Brazil’s Lula raises spirits at COP27

945Views 0Comments Posted 16/11/2022


HARM EL SHEIKH, EGYPT/ Received as a hero of the environmental cause, the Brazilian president-elect Luiz Inácio Lula da Silva raised the spirits of the activists at COP27 on Wednesday, somewhat depressed by the tight security measures and the isolation of the conference.

"My impression is that it represents a reversal after a wave of populist and anti-ecological right," Melissa Yokoe Ashbaugh, a student at the American University of Connecticut, told AFP as she watched the chant-filled wait of supporters of the leftist leader.

"Lula represents a political change for Latin America. It is a shift towards the protection of the planet, the Amazon, human rights, the rights of indigenous peoples," added Adrián Martínez Blanco, from the Costa Rican environmental organization La Ruta del Clima.

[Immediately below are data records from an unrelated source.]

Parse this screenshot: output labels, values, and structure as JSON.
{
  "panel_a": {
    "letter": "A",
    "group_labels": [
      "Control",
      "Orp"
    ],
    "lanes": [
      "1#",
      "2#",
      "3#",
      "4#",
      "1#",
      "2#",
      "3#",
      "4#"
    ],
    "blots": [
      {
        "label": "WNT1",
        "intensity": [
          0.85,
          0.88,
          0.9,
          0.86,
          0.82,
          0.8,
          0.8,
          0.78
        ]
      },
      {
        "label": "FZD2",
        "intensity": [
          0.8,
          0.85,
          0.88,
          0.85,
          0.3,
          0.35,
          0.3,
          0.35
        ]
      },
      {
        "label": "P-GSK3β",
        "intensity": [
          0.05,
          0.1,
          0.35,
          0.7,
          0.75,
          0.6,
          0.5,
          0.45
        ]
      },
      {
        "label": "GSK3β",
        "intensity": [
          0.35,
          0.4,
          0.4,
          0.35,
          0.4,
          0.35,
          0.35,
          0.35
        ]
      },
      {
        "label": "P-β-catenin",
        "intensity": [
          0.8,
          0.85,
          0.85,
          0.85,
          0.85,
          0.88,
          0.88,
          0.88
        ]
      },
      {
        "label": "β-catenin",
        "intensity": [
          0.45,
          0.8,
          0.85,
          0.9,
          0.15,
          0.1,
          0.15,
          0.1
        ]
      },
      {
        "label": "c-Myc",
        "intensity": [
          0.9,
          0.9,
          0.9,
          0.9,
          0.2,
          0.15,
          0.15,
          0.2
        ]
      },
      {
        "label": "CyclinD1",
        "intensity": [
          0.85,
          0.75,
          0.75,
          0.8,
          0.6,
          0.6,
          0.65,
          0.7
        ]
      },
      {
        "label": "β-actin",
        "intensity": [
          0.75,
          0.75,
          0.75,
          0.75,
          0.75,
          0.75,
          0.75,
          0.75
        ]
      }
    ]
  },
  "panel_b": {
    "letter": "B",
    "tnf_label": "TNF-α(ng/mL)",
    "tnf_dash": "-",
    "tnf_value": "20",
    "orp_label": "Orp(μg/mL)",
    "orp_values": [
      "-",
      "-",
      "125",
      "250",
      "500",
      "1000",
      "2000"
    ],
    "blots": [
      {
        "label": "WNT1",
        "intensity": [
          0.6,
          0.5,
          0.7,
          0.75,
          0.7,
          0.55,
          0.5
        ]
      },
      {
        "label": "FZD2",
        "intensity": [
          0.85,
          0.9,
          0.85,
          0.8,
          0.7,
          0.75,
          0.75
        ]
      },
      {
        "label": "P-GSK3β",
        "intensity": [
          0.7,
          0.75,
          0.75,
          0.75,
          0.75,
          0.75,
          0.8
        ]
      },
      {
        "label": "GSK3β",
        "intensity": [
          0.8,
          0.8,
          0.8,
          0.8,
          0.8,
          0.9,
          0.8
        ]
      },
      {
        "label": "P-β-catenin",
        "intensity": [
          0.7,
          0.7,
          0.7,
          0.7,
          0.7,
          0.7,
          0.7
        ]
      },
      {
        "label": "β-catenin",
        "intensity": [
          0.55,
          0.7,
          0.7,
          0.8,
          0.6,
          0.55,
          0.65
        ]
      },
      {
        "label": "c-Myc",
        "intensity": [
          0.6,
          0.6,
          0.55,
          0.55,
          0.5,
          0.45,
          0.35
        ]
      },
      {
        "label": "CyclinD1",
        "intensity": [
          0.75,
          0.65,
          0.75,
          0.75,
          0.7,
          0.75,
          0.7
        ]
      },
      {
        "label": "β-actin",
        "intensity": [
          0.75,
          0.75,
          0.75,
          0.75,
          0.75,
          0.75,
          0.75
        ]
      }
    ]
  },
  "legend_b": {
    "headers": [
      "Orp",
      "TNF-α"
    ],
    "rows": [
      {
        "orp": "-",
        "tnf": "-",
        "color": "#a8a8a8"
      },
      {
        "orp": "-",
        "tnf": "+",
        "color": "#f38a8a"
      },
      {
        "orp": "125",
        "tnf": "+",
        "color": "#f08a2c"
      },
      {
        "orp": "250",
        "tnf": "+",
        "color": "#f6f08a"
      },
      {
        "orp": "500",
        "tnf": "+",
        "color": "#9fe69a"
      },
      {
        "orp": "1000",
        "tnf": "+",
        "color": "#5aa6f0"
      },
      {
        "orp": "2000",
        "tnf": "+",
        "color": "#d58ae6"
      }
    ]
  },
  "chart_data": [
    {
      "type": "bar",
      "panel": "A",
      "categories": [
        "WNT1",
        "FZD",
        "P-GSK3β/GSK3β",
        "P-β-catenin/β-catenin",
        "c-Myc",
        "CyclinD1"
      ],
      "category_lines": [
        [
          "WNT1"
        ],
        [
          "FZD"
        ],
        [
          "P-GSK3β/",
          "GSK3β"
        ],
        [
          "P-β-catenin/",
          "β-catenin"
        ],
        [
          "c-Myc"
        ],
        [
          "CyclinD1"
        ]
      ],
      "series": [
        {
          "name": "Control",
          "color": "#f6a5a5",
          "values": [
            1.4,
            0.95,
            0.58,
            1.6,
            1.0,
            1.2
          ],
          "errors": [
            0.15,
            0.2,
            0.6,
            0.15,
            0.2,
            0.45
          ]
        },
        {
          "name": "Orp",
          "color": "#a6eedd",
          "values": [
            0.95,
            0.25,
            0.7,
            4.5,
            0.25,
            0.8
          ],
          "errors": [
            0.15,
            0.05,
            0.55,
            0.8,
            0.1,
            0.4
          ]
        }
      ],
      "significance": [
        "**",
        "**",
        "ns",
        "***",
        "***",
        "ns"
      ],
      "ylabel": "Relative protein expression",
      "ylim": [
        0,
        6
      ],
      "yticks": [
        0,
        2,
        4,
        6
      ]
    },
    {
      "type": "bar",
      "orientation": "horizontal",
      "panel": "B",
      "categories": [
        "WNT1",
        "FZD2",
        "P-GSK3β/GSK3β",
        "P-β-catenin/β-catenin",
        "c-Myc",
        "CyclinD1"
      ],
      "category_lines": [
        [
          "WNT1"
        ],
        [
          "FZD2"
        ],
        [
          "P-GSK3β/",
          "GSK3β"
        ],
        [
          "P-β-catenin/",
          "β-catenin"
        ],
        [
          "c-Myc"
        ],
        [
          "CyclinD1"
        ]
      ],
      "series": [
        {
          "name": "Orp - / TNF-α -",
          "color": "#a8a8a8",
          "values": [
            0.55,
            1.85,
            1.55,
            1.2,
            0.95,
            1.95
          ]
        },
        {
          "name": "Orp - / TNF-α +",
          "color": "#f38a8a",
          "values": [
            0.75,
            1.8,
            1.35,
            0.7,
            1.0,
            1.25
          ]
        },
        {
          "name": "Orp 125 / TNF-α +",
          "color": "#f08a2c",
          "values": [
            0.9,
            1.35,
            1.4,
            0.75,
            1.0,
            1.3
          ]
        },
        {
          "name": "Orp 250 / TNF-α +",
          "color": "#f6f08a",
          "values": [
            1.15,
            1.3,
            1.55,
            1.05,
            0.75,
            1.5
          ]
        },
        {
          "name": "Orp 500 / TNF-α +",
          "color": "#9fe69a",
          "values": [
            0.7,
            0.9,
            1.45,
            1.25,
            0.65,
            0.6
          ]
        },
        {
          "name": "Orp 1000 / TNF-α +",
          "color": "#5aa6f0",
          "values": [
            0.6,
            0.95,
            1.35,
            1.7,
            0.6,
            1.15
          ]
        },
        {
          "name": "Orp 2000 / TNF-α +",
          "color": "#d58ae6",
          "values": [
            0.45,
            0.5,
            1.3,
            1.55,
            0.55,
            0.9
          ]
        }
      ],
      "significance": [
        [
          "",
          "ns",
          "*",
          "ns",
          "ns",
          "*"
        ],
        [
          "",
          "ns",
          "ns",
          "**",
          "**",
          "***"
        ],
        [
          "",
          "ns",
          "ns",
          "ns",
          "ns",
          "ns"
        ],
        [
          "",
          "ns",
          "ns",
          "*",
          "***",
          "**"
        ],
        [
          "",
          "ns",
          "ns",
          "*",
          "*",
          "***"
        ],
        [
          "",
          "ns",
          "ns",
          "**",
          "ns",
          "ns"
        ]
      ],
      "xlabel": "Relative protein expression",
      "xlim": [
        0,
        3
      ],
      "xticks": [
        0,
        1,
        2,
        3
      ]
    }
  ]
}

Both activists, however, were eager to see the 77-year-old political veteran, who has made an unusual return to politics after being jailed on corruption charges.

Lula's vitality
The UN security agents had to close, due to too many people, access to the room where the president-elect spoke, who apart from a somewhat hoarse voice, shows vitality in his public interventions.

In the Egyptian coastal city, Lula alternates between public events and bilateral meetings, according to his team.

"Brazil is back," declared Lula, drawing the enthusiasm and cheers of his Brazilian supporters, but also dozens of onlookers, including official delegates.

"The air is electrified with hope and expectations," cried a statement from the World Resources Institute.

Standing out in the audience was the acting president of COP27, Egyptian Foreign Minister Sameh Shukri, who paused during the complex negotiations for the conference's final declaration.

The effervescence caused by Lula somewhat repaired the scant impact of civil society in this conference organized in the extreme south of the Egyptian Sinai, in an isolated area even from the spa city of Sharm el Sheikh.

Faced with images of tens of thousands of protesters at last year's Glasgow conference, or other COPs plagued by incidents inside and outside the negotiating arena, this year the climate conference is proceeding very calmly.

The event has brought together more than 45,000 people, according to the Egyptian presidency.

But each day only a handful gather outside or inside the huge convention center, shouting slogans or distributing pamphlets.

The 27th UN climate conference will not go down in the history of the COPs because of the environmental mobilization, but because of the presence of plainclothes police or the taking of information from the participants, which caused protests from several delegations.